Buon Natale, il primo SMS della storia (prima di Whatsapp)

Sono passati 25 anni dal primo SMS della storia che recitava un semplice “Buon Natale“. Questo messaggio è stato inviato attraverso un telefonino il 3 dicembre del 1992 dall’ingegnere canadese Neil Papworth. Il Short Message Services ha segnato un nuovo linguaggio nelle giovani generazione soprattutto dopo l’avvento delle emoticons. Oggi però viene ampliamente superato da applicazioni come Whatsapp, Skype, Facebook Messenger, Twitter o Telegram.

Neil Papworth ha inviato questo famoso messaggio dal suo computer al telefono di Richard Jarvis, un esecutivo di Vodafone, attraverso la rete mobile della stessa compagnia. Il servizio però era stato inventato dall’ingegnere finlandese Matti Makkonen per farlo funzionare come parte integrante della tecnologia GSM (Global System for Mobile Communications) di Nokia, che durante gli anni novanta del 20° secolo si era trasformata in lider incontrastato di questo settore del mercato mondiale.

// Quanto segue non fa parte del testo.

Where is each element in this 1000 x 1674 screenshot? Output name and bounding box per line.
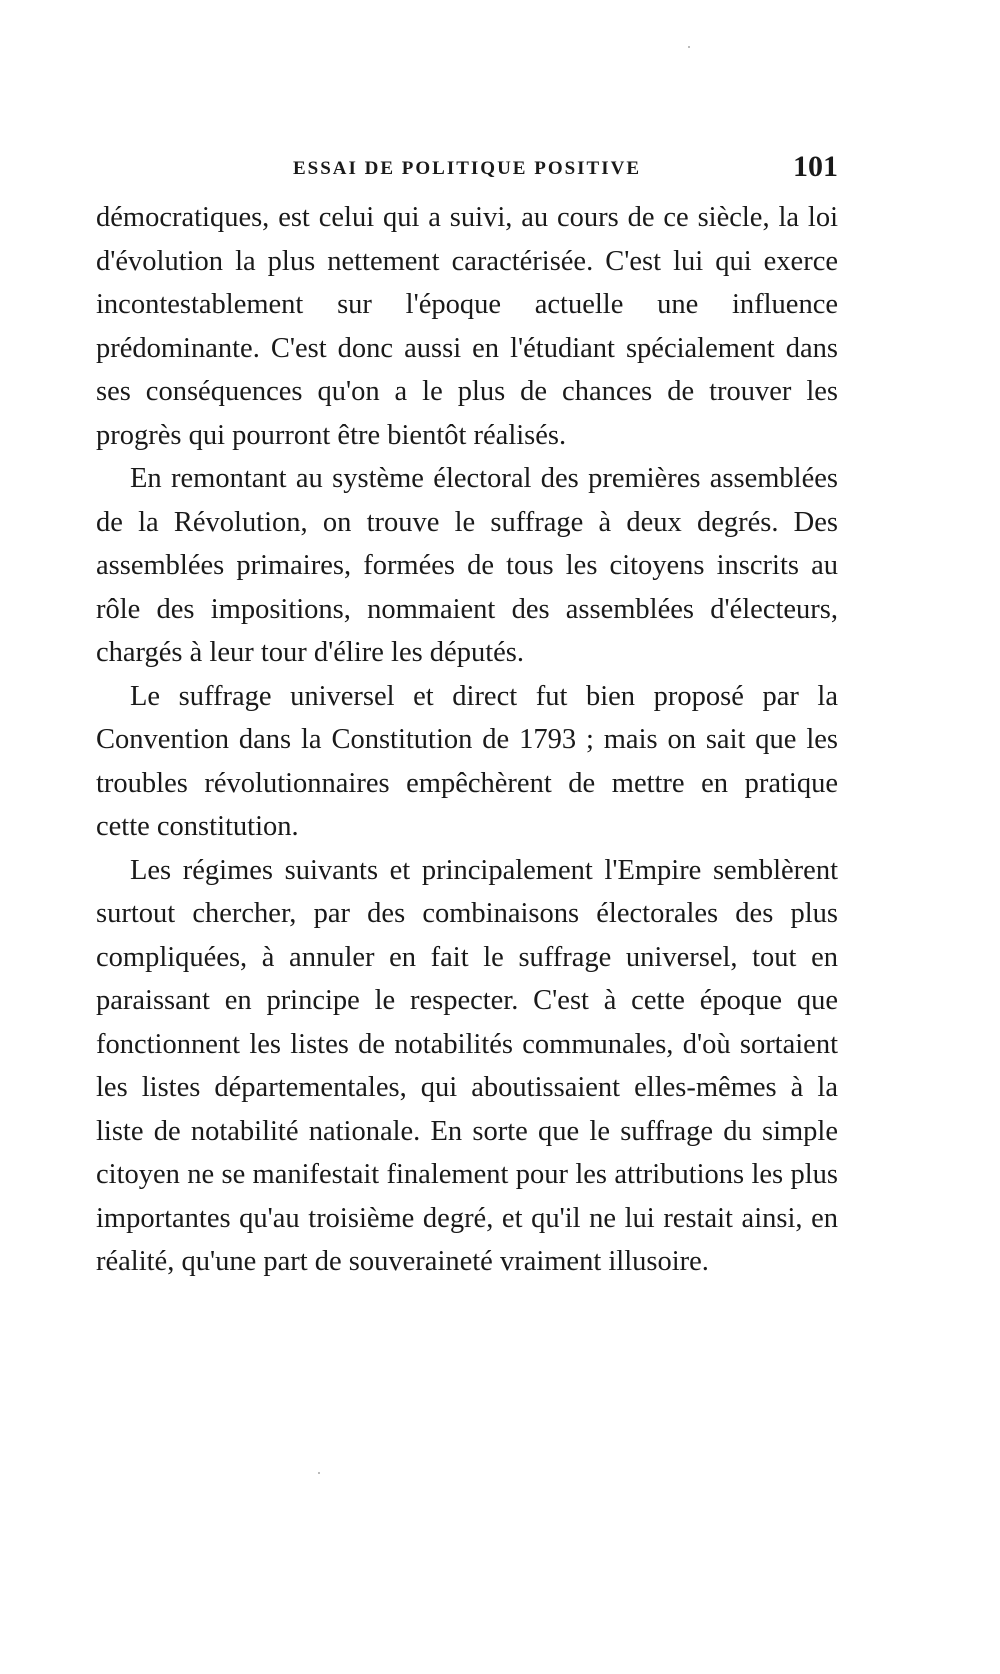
paragraph: En remontant au système électoral des premières assemblées de la Révolution, on trouve le suffrage à deux degrés. Des assemblées primaires, formées de tous les citoyens inscrits au rôle des impositions, nommaient des assemblées d'électeurs, chargés à leur tour d'élire les députés.	[96, 463, 838, 668]
page-number: 101	[793, 150, 838, 183]
print-speck	[688, 46, 690, 48]
running-title: ESSAI DE POLITIQUE POSITIVE	[292, 158, 642, 179]
paragraph: démocratiques, est celui qui a suivi, au cours de ce siècle, la loi d'évolution la plus nettement caractérisée. C'est lui qui exerce incontestablement sur l'époque actuelle une influence prédominante. C'est donc aussi en l'étudiant spécialement dans ses conséquences qu'on a le plus de chances de trouver les progrès qui pourront être bientôt réalisés.	[96, 202, 838, 451]
body-text	[96, 196, 838, 1284]
print-speck	[318, 1472, 320, 1474]
paragraph: Le suffrage universel et direct fut bien proposé par la Convention dans la Constitution de 1793 ; mais on sait que les troubles révolutionnaires empêchèrent de mettre en pratique cette constitution.	[96, 680, 838, 842]
paragraph: Les régimes suivants et principalement l'Empire semblèrent surtout chercher, par des combinaisons électorales des plus compliquées, à annuler en fait le suffrage universel, tout en paraissant en principe le respecter. C'est à cette époque que fonctionnent les listes de notabilités communales, d'où sortaient les listes départementales, qui aboutissaient elles-mêmes à la liste de notabilité nationale. En sorte que le suffrage du simple citoyen ne se manifestait finalement pour les attributions les plus importantes qu'au troisième degré, et qu'il ne lui restait ainsi, en réalité, qu'une part de souveraineté vraiment illusoire.	[96, 854, 838, 1277]
running-head	[96, 150, 838, 186]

Nel 2012 si inviavano circa 15 millioni di SMS ogni minuto. Uno studio di Acision classificava l’SMS come la forma più popolare di comunicazione nonostante la concorrenza della posta elettronica o dei messaggi nella rete sociale. In questo studio si evidenziava come l’SMS abbracciava il 92% delle preferenze.

La situazione è cambiata radicalmente con l’avvento di WhatsApp.

L’applicazione di messaggistica istantanea era stata creata inizialmente nel 2009 per dispositivi BlackBerry.

Successivamente venne resa disponibile per iPhone di Apple e anche per i teleonini con sistema Android.

È stato csì che gli utenti abbandonarono in massa l’SMS. Con WhatsApp, e non solo, si avevano a disposizione molte più opzioni rispetto ai messaggi semplici. Scrivere senza limiti di spazio, senza costo, chat, allegare emoticons, registrazre messaggi, inviare foto, e adesso persino fare video-chiamate attraverso la rete internet.

Il crescente uso di altri sistemi di messaggeria istantanea come Skype, Facebook Messenger o il più recente Telegram (creato dai fratelli russi Nikolay e Pavel Durov nel 2013), hanno determinato la caduta esponenziale dell’uso degli SMS.

In termini di sicurezza l’SMS non incontra rivali.

Sarà per questo che resiste eni tempi moderni nonostante tutto. L’SMS garantisce una maggiore privacy rispetto ai sistemi dei tempi nostri, dove un messaggio viene ricevuto dalla società che ci offre il servizio e dopo è lei che lo invia al destinatario, esponendo il messaggio al rischio di essere intercettato e modificato da personale non autorizzato. In questo senso l’SMS può garantire una maggiore sicurezza e integrità: il messaggio è inviato direttamente dal mittente al destinatario.

Inoltre, il servizio di questi nuovi sistemi di comunicazione non sono così affidabili. WhatsApp per esempio, ha sofferto molte interruzioni di funzionamento con i suoi periodici down, anche a livello massivo, negli ultimi anni. Infrastrutture come quelle dell’SMS si mantengono sopra la solidità dei distinti operatori telefonici.